Kamis, 22 September 2011

Awas, sinyal waspada krisis terus menyala

Awas, sinyal waspada krisis terus menyala
JAKARTA. Waspadalah. Kekhawatiran investor terhadap krisis utang Eropa akhirnya menggerus keuntungan investasi di pasar saham Indonesia. Nilai tukar rupiah terhadap dollar Amerika Serikat (AS) juga terus melorot.

Kemarin (21/9), Indeks Harga Saham Gabungan (IHSG) ditutup melemah 1,46% menjadi 3.697,49. Ini adalah posisi terendah IHSG dalam enam bulan terakhir. Bahkan bila dibandingkan posisi awal tahun ini, posisi IHSG kemarin sudah turun 0,16%.

Seirama dengan kejatuhan harga saham, rupiah juga makin terpuruk. Data Bloomberg menunjukkan rupiah pada penutupan perdagangan kemarin turun menjadi Rp 9.018 per dollar AS. Bahkan, di pasar internasional, per pukul 22.45 WIB kemarin, rupiah menyentuh Rp 9.300 per dollar AS, terendah sejak Maret 2010.

Apa sesungguhnya yang sedang terjadi pasar keuangan kita? Para analis serempak menjawab bahwa ketidakpastian kondisi ekonomi Eropa dan AS yang menjadi biangnya. Pelaku pasar memilih menarik investasinya dari instrumen investasi yang dianggap berisiko, termasuk instrumen investasi di Indonesia. "Investor sedang mengamankan aset," kata Purwoko Sartono, analis Panin Sekuritas, kemarin (21/9).

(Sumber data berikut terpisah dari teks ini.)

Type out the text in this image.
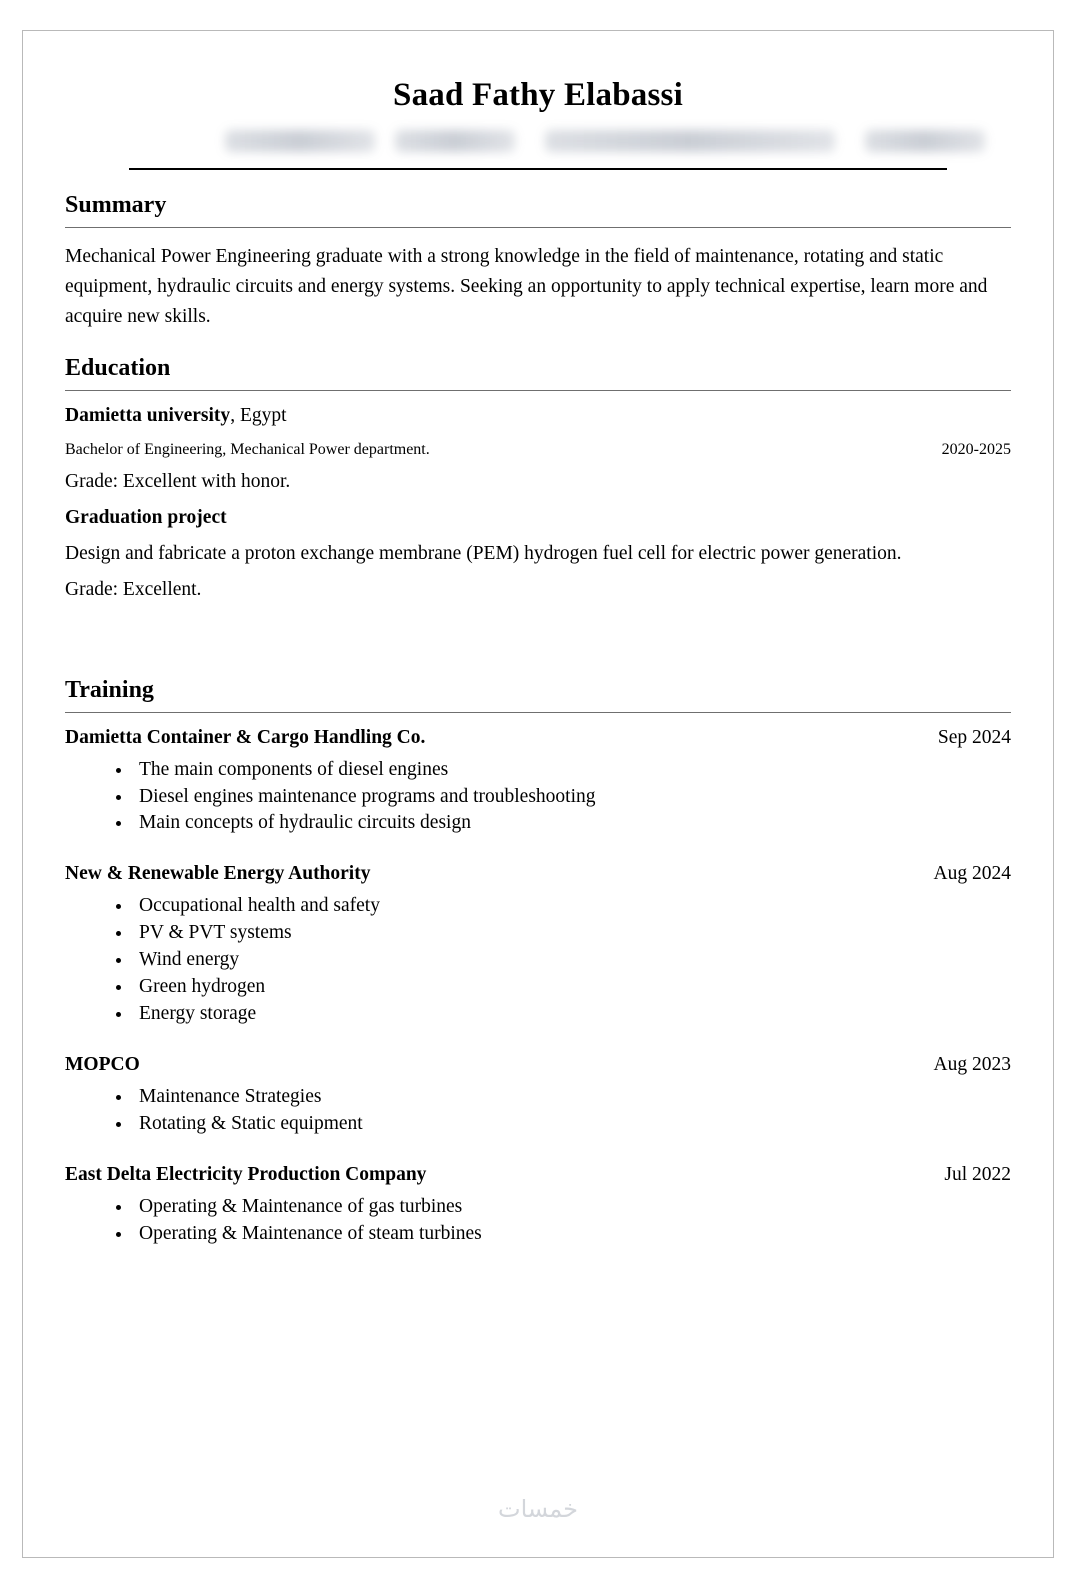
Saad Fathy Elabassi
Summary

Mechanical Power Engineering graduate with a strong knowledge in the field of maintenance, rotating and static equipment, hydraulic circuits and energy systems. Seeking an opportunity to apply technical expertise, learn more and acquire new skills.

Education
Damietta university, Egypt
Bachelor of Engineering, Mechanical Power department.	2020-2025
Grade: Excellent with honor.
Graduation project
Design and fabricate a proton exchange membrane (PEM) hydrogen fuel cell for electric power generation.
Grade: Excellent.
Training
Damietta Container & Cargo Handling Co.	Sep 2024
• The main components of diesel engines
• Diesel engines maintenance programs and troubleshooting
• Main concepts of hydraulic circuits design
New & Renewable Energy Authority	Aug 2024
• Occupational health and safety
• PV & PVT systems
• Wind energy
• Green hydrogen
• Energy storage
MOPCO	Aug 2023
• Maintenance Strategies
• Rotating & Static equipment
East Delta Electricity Production Company	Jul 2022
• Operating & Maintenance of gas turbines
• Operating & Maintenance of steam turbines
خمسات
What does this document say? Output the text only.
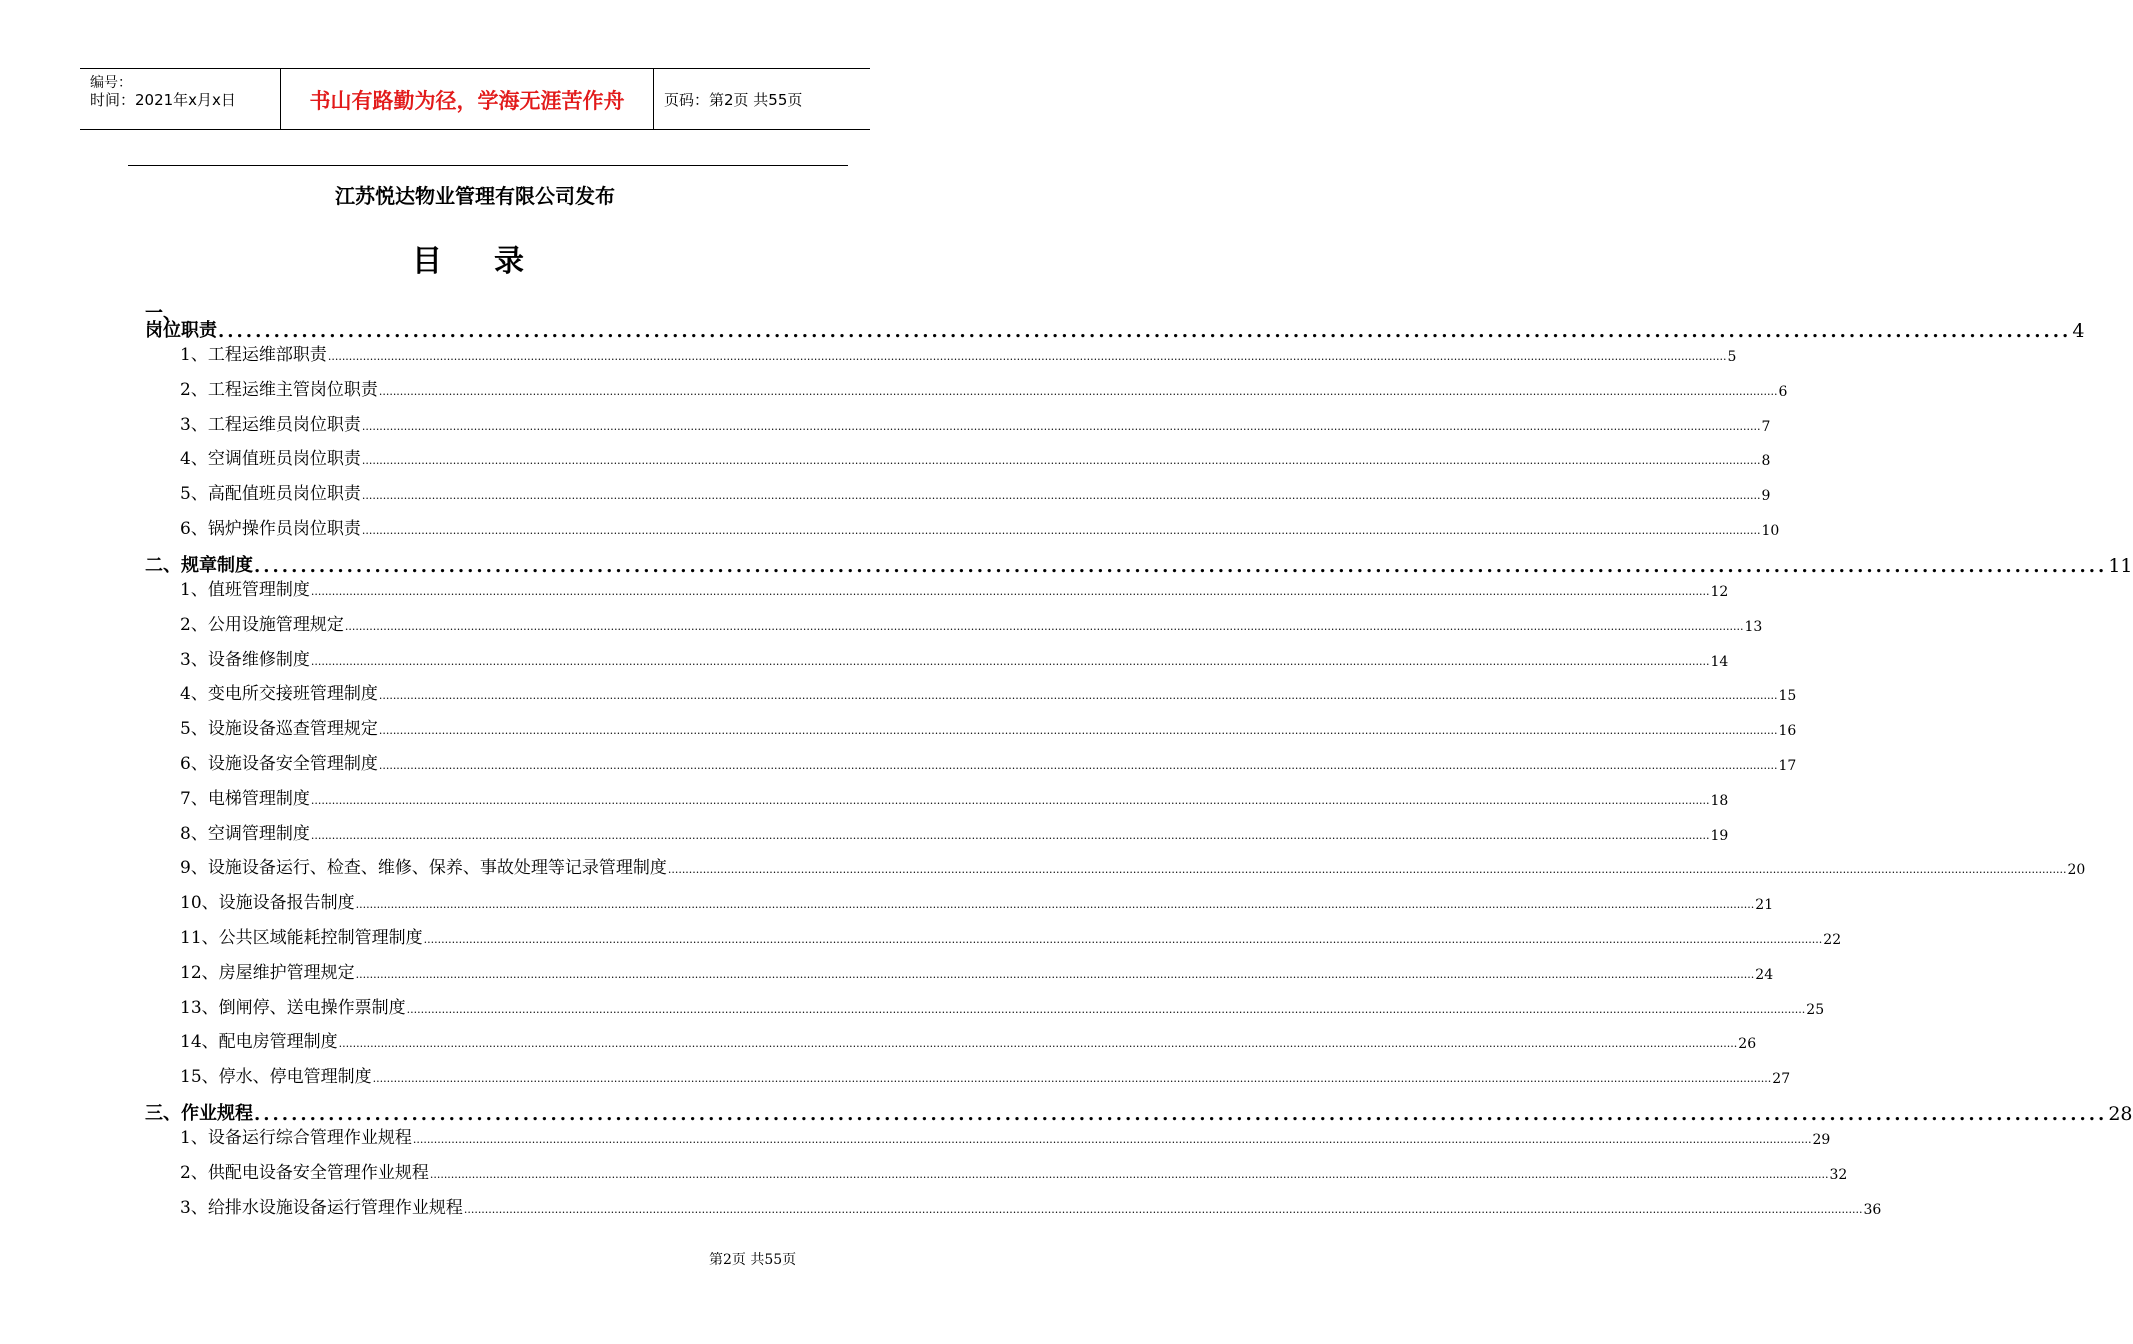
编号：
时间：2021年x月x日	书山有路勤为径，学海无涯苦作舟	页码：第2页 共55页
江苏悦达物业管理有限公司发布
目 录
一、
岗位职责 ........................................................................................................................................................................................................ 4
1、工程运维部职责 ................................................................................................................................................................................................................................................................................................................................................................................................................ 5
2、工程运维主管岗位职责 ................................................................................................................................................................................................................................................................................................................................................................................................................ 6
3、工程运维员岗位职责 ................................................................................................................................................................................................................................................................................................................................................................................................................ 7
4、空调值班员岗位职责 ................................................................................................................................................................................................................................................................................................................................................................................................................ 8
5、高配值班员岗位职责 ................................................................................................................................................................................................................................................................................................................................................................................................................ 9
6、锅炉操作员岗位职责 ................................................................................................................................................................................................................................................................................................................................................................................................................ 10
二、规章制度 ........................................................................................................................................................................................................ 11
1、值班管理制度 ................................................................................................................................................................................................................................................................................................................................................................................................................ 12
2、公用设施管理规定 ................................................................................................................................................................................................................................................................................................................................................................................................................ 13
3、设备维修制度 ................................................................................................................................................................................................................................................................................................................................................................................................................ 14
4、变电所交接班管理制度 ................................................................................................................................................................................................................................................................................................................................................................................................................ 15
5、设施设备巡查管理规定 ................................................................................................................................................................................................................................................................................................................................................................................................................ 16
6、设施设备安全管理制度 ................................................................................................................................................................................................................................................................................................................................................................................................................ 17
7、电梯管理制度 ................................................................................................................................................................................................................................................................................................................................................................................................................ 18
8、空调管理制度 ................................................................................................................................................................................................................................................................................................................................................................................................................ 19
9、设施设备运行、检查、维修、保养、事故处理等记录管理制度 ................................................................................................................................................................................................................................................................................................................................................................................................................ 20
10、设施设备报告制度 ................................................................................................................................................................................................................................................................................................................................................................................................................ 21
11、公共区域能耗控制管理制度 ................................................................................................................................................................................................................................................................................................................................................................................................................ 22
12、房屋维护管理规定 ................................................................................................................................................................................................................................................................................................................................................................................................................ 24
13、倒闸停、送电操作票制度 ................................................................................................................................................................................................................................................................................................................................................................................................................ 25
14、配电房管理制度 ................................................................................................................................................................................................................................................................................................................................................................................................................ 26
15、停水、停电管理制度 ................................................................................................................................................................................................................................................................................................................................................................................................................ 27
三、作业规程 ........................................................................................................................................................................................................ 28
1、设备运行综合管理作业规程 ................................................................................................................................................................................................................................................................................................................................................................................................................ 29
2、供配电设备安全管理作业规程 ................................................................................................................................................................................................................................................................................................................................................................................................................ 32
3、给排水设施设备运行管理作业规程 ................................................................................................................................................................................................................................................................................................................................................................................................................ 36
第2页 共55页
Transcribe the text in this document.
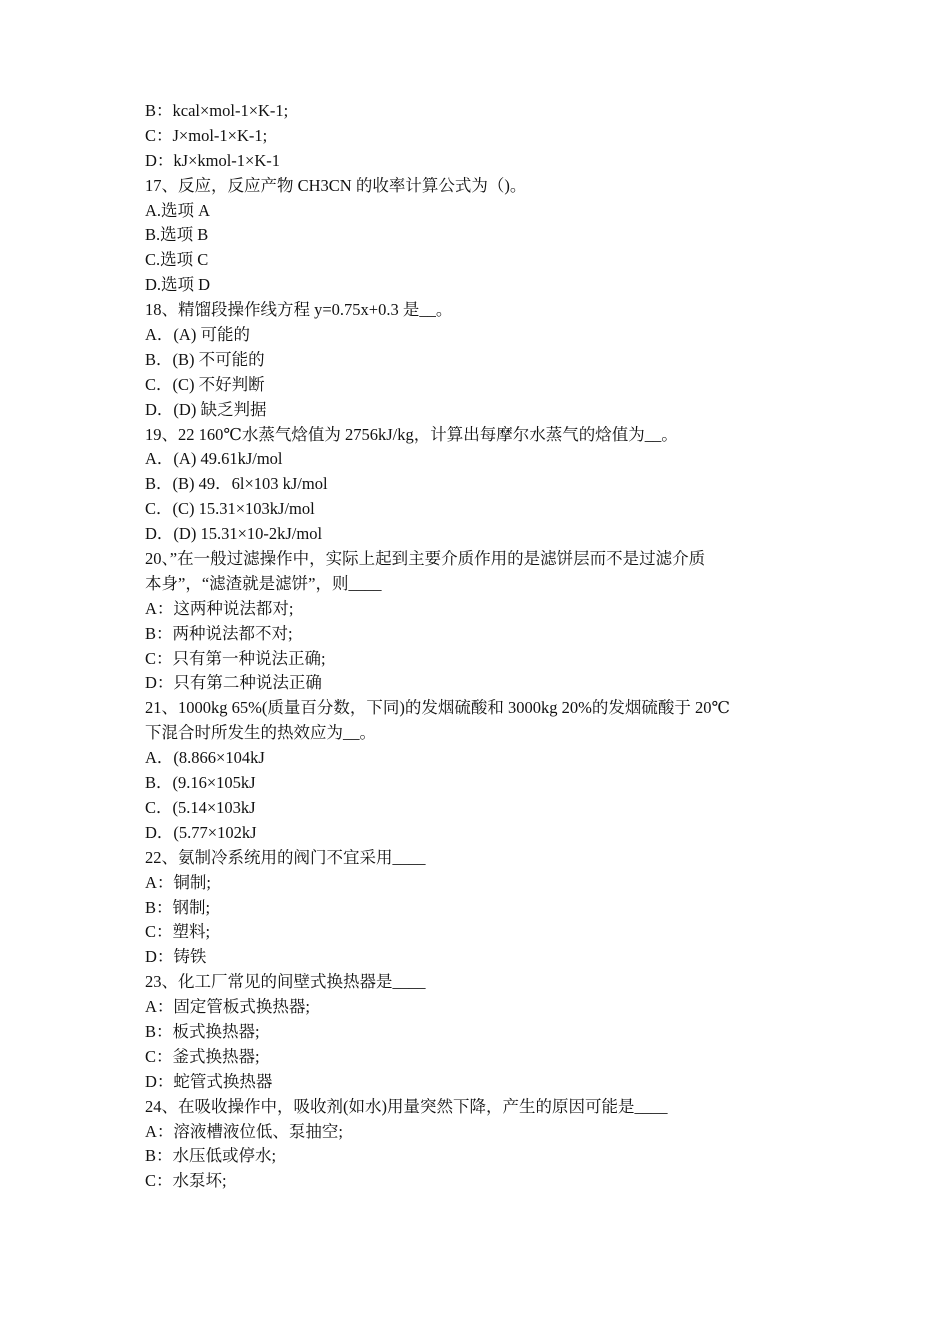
B：kcal×mol-1×K-1;
C：J×mol-1×K-1;
D：kJ×kmol-1×K-1
17、反应，反应产物 CH3CN 的收率计算公式为（)。
A.选项 A
B.选项 B
C.选项 C
D.选项 D
18、精馏段操作线方程 y=0.75x+0.3 是__。
A．(A) 可能的
B．(B) 不可能的
C．(C) 不好判断
D．(D) 缺乏判据
19、22 160℃水蒸气焓值为 2756kJ/kg，计算出每摩尔水蒸气的焓值为__。
A．(A) 49.61kJ/mol
B．(B) 49．6l×103 kJ/mol
C．(C) 15.31×103kJ/mol
D．(D) 15.31×10-2kJ/mol
20、”在一般过滤操作中，实际上起到主要介质作用的是滤饼层而不是过滤介质
本身”，“滤渣就是滤饼”，则____
A：这两种说法都对;
B：两种说法都不对;
C：只有第一种说法正确;
D：只有第二种说法正确
21、1000kg 65%(质量百分数，下同)的发烟硫酸和 3000kg 20%的发烟硫酸于 20℃
下混合时所发生的热效应为__。
A．(8.866×104kJ
B．(9.16×105kJ
C．(5.14×103kJ
D．(5.77×102kJ
22、氨制冷系统用的阀门不宜采用____
A：铜制;
B：钢制;
C：塑料;
D：铸铁
23、化工厂常见的间壁式换热器是____
A：固定管板式换热器;
B：板式换热器;
C：釜式换热器;
D：蛇管式换热器
24、在吸收操作中，吸收剂(如水)用量突然下降，产生的原因可能是____
A：溶液槽液位低、泵抽空;
B：水压低或停水;
C：水泵坏;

Lebih daripada itu, derasnya dana asing jangka pendek (hot money) yang keluar dari Indonesia, berperan besar memojokkan rupiah dan menekan harga saham. Lihat saja, sejak Senin pekan lalu (12/9) hingga kemarin, dana asing yang keluar dari pasar saham kita Rp 5,08 triliun.

Asing juga menarik dananya dari Surat Utang Negara (SUN). Menurut catatan Ditjen Pengelolaan Utang Kementerian Keuangan, selama 9-19 September 2011, dana asing yang keluar dari SUN mencapai Rp 17,05 triliun. Cadangan devisa Indonesia pun turun sekitar US$ 2 miliar menjadi US$ 122 miliar.

Toh, analis meyakini arus keluar dana asing sebagai fenomena jangka pendek. Indonesia tetap memikat hati investor. "Fundamental ekonomi Indonesia masih bagus," kata Pardomuan Sihombing, Kepala Riset Recapital Securities. Ia menilai, saat ini pelaku pasar mengambil posisi wait and see sembari menunggu pemulihan ekonomi AS maupun Eropa.

Ekonom Samuel Sekuritas, Lana Soelistianingsih, menilai penurunan harga saham di bursa lebih banyak disebabkan aksi ambil untung atau profit taking para investor. Meski begitu, derasnya arus keluar dana asing belakangan patut diwaspadai karena bisa semakin menekan rupiah, bahkan pada gilirannya bisa membahayakan ekonomi Indonesia. Dus, apa masih percaya dengan hot money?